Sell-side analysis is dead, and Merrill Lynch is on record stating that investment research has been “Napster-ized.”

In 2007, DealBook explained how Merrill Lynch planned to disallow non-clients from accessing its research and put new restrictions on the media’s access to it. Merrill replaced licensing agreements that eroded the value of its written product with new arrangements that put a “fairer price on its reports.” Merrill and all other major investment banks essentially did away with their sell-side businesses. Since then, many former analysts have struck out on their own, establishing their own firms, newsletters and blogs (I detailed this phenomenon back in my post Where Does Wall Street Go From Here?).

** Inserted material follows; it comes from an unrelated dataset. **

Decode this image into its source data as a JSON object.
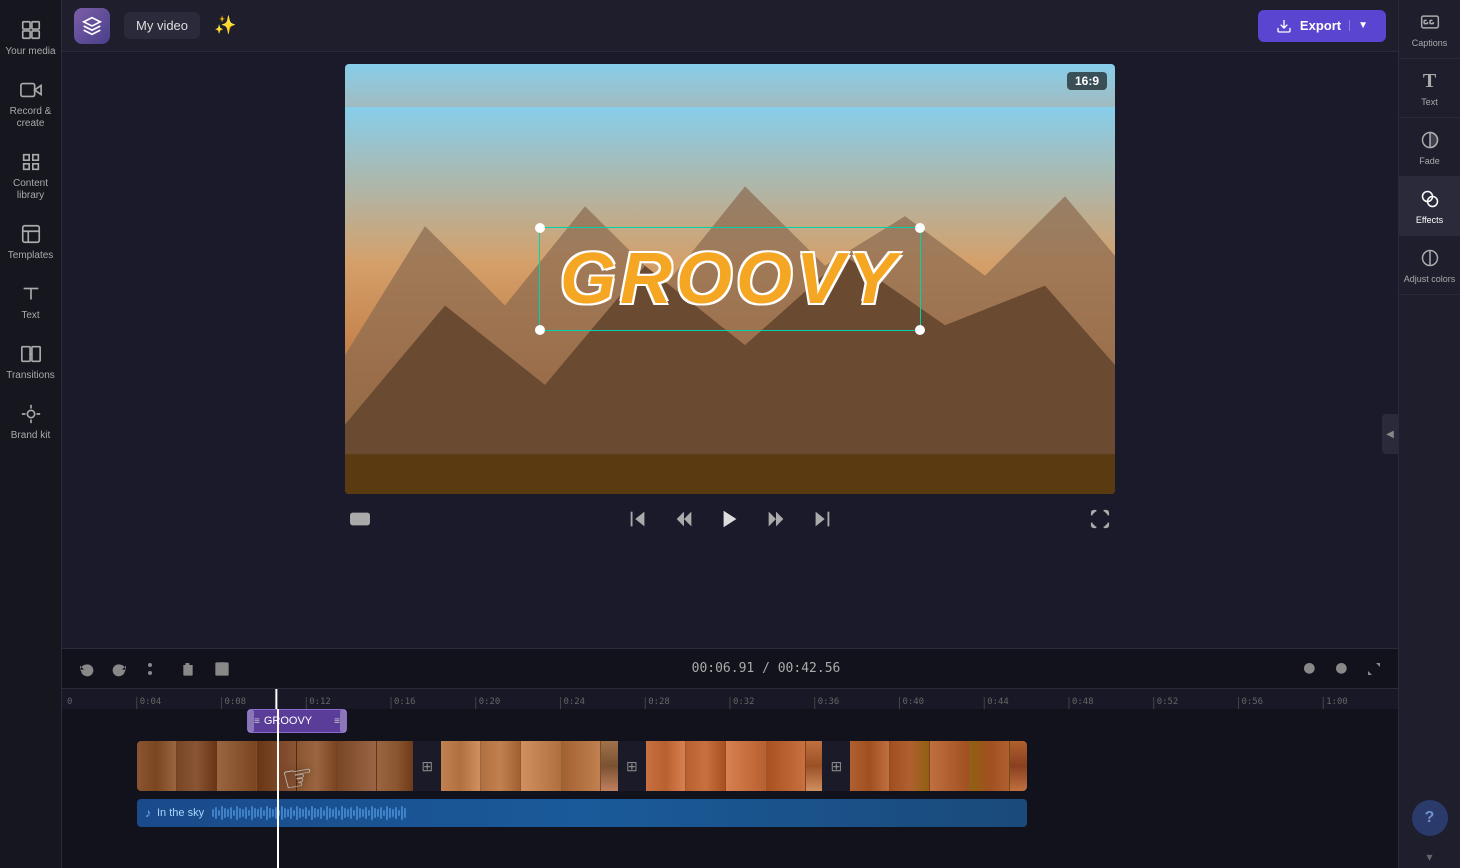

This past week, I had a chance to meet with financial content technology firm Alacra. It was initially founded as Data Downlink Corp. in 1996 by Steven Goldstein and Michael Angle, former executives of Knight-Ridder’s Business Information Services. This week, Alacra is launching an innovative new product that definitely impressed me and proves that Alacra is willing to embrace these industry changes by using social media tools and philosophies to its advantage.

Alacra’s new product is called Pulse and is available here to try. The Pulse Platform finds, filters and packages web-based content that lets users quickly consume relevant information about a company. The Pulse Platform reads and analyzes news stories and blog posts from more than 2,000 hand-selected mainstream and alternative media feeds searching for specific types of business information. The best part is that it’s FREE. Alacra has some great plans to monetize the site and already charges for certain articles and reports. Pulse’s first offering “Street Pulse” (what is launching today) is focused on publicly traded companies and identifies and aggregates comments by traditional analysts and the alternative media so you can easily compare what’s being said by key opinion leaders about any company. Ultimately, Pulse will be comprised of four sub-products in addition to Street Pulse:

  • Deal Pulse = News articles and blog posts about M&A transactions
  • Weak Pulse = News articles and blog posts that highlight distressed companies, such as those announcing layoffs, filing for bankruptcy or restructuring
  • Credit Pulse = Comments by rating agency and credit analysts about an issuer’s credit rating.
  • Legal Pulse = Mentions of law firms

It’s been a while since I have covered a product launch, but I wanted to highlight Alacra’s efforts to embrace change and stay ahead of curve using technology; this is exactly the type of thinking and business model execution that more firms will need to adopt to help lift Wall Street back to its former status as the capital of financial innovation.

For those interested, Alacra has raised money from top tier venture firms, including Flatiron Partners (now Union Square Ventures).